How much time do I have left? Okay. Let me just say one last thing about this before I close. Maybe I'll do it next week. I think I'll do it next session instead. So it actually turns out there's one cool property about this that's kind of that is kind of subtle, but you'll find it out in the next lecture. Are there question about this before we close for today, then?

So the very cool thing about the solution of discrete time LQR problems -- finite horizon LQR problems is that this is a problem in an infinite state, with a continuous state. But nonetheless, under the assumptions we made, you can prove that the value function is a quadratic function of the state. Therefore, just by computing these matrixes phi T and the real numbers psi T, you can actually exactly represent the value function, even for these infinitely large state spaces, even for continuous state spaces.

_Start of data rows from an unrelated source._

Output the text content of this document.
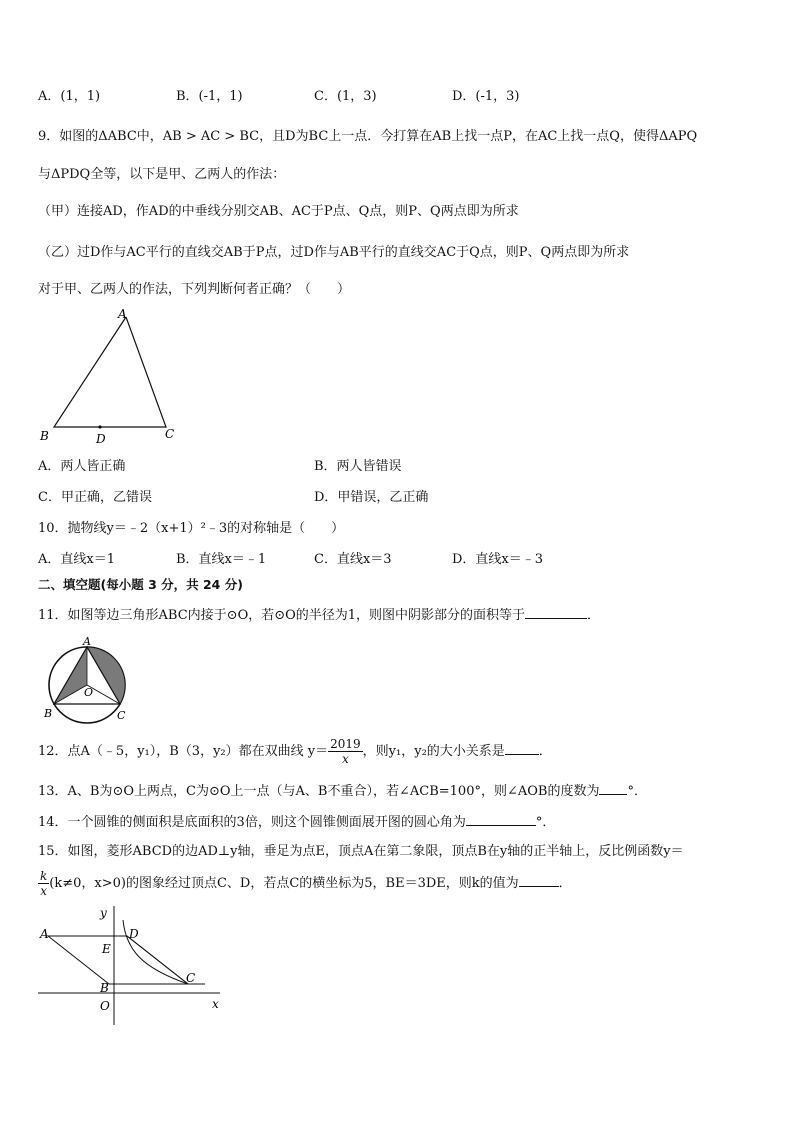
A．(1，1)	B．(-1，1)	C．(1，3)	D．(-1，3)
9．如图的ΔABC中，AB > AC > BC，且D为BC上一点．今打算在AB上找一点P，在AC上找一点Q，使得ΔAPQ
与ΔPDQ全等，以下是甲、乙两人的作法：
（甲）连接AD，作AD的中垂线分别交AB、AC于P点、Q点，则P、Q两点即为所求
（乙）过D作与AC平行的直线交AB于P点，过D作与AB平行的直线交AC于Q点，则P、Q两点即为所求
对于甲、乙两人的作法，下列判断何者正确？（　　）
A
B	C
D
A．两人皆正确	B．两人皆错误
C．甲正确，乙错误	D．甲错误，乙正确
10．抛物线y＝﹣2（x+1）²﹣3的对称轴是（　　）
A．直线x＝1	B．直线x＝﹣1	C．直线x＝3	D．直线x＝﹣3
二、填空题(每小题 3 分，共 24 分)
11．如图等边三角形ABC内接于⊙O，若⊙O的半径为1，则图中阴影部分的面积等于	．
A
O
B	C
12．点A（﹣5，y₁），B（3，y₂）都在双曲线 $y= \frac{2019}{x}$ ，则y₁，y₂的大小关系是	．
13．A、B为⊙O上两点，C为⊙O上一点（与A、B不重合），若∠ACB=100°，则∠AOB的度数为 °．
14．一个圆锥的侧面积是底面积的3倍，则这个圆锥侧面展开图的圆心角为	°．
15．如图，菱形ABCD的边AD⊥y轴，垂足为点E，顶点A在第二象限，顶点B在y轴的正半轴上，反比例函数y＝
$\frac{k}{x} (k\ne 0$，x>0)的图象经过顶点C、D，若点C的横坐标为5，BE＝3DE，则k的值为	．
y
A	D
E
C
B
O	x
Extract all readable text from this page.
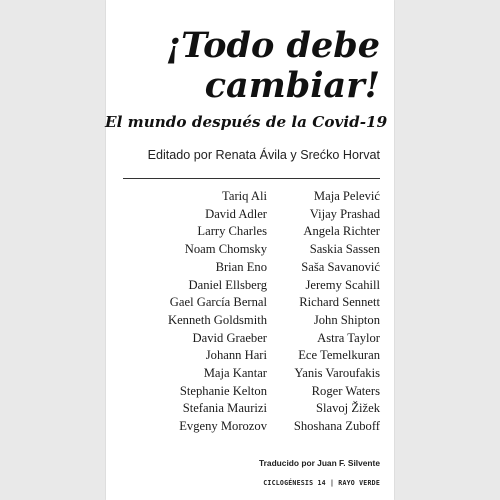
¡Todo debe
cambiar!
El mundo después de la Covid-19
Editado por Renata Ávila y Srećko Horvat
Tariq Ali
David Adler
Larry Charles
Noam Chomsky
Brian Eno
Daniel Ellsberg
Gael García Bernal
Kenneth Goldsmith
David Graeber
Johann Hari
Maja Kantar
Stephanie Kelton
Stefania Maurizi
Evgeny Morozov
Maja Pelević
Vijay Prashad
Angela Richter
Saskia Sassen
Saša Savanović
Jeremy Scahill
Richard Sennett
John Shipton
Astra Taylor
Ece Temelkuran
Yanis Varoufakis
Roger Waters
Slavoj Žižek
Shoshana Zuboff
Traducido por Juan F. Silvente
CICLOGÉNESIS 14 | RAYO VERDE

So the computation of these algorithms scales only like the cube, scales only as a polynomial in terms of the number of state variables whereas in [inaudible] dimensionality problems, with [inaudible], we had algorithms of a scale exponentially dimensional problem. Whereas LQR scales only are like the cube of the dimension of the problem. So this easily applies to problems with even very large state spaces.

So we actually often apply variations of this algorithm to some subset, to some particular subset for the things we do on our helicopter, which has high dimensional state spaces, with twelve or higher dimensions. This has worked very well for that. So it turns out there are even more things you can do with this, and I'll continue with that in the next lecture. So let's close for today, then.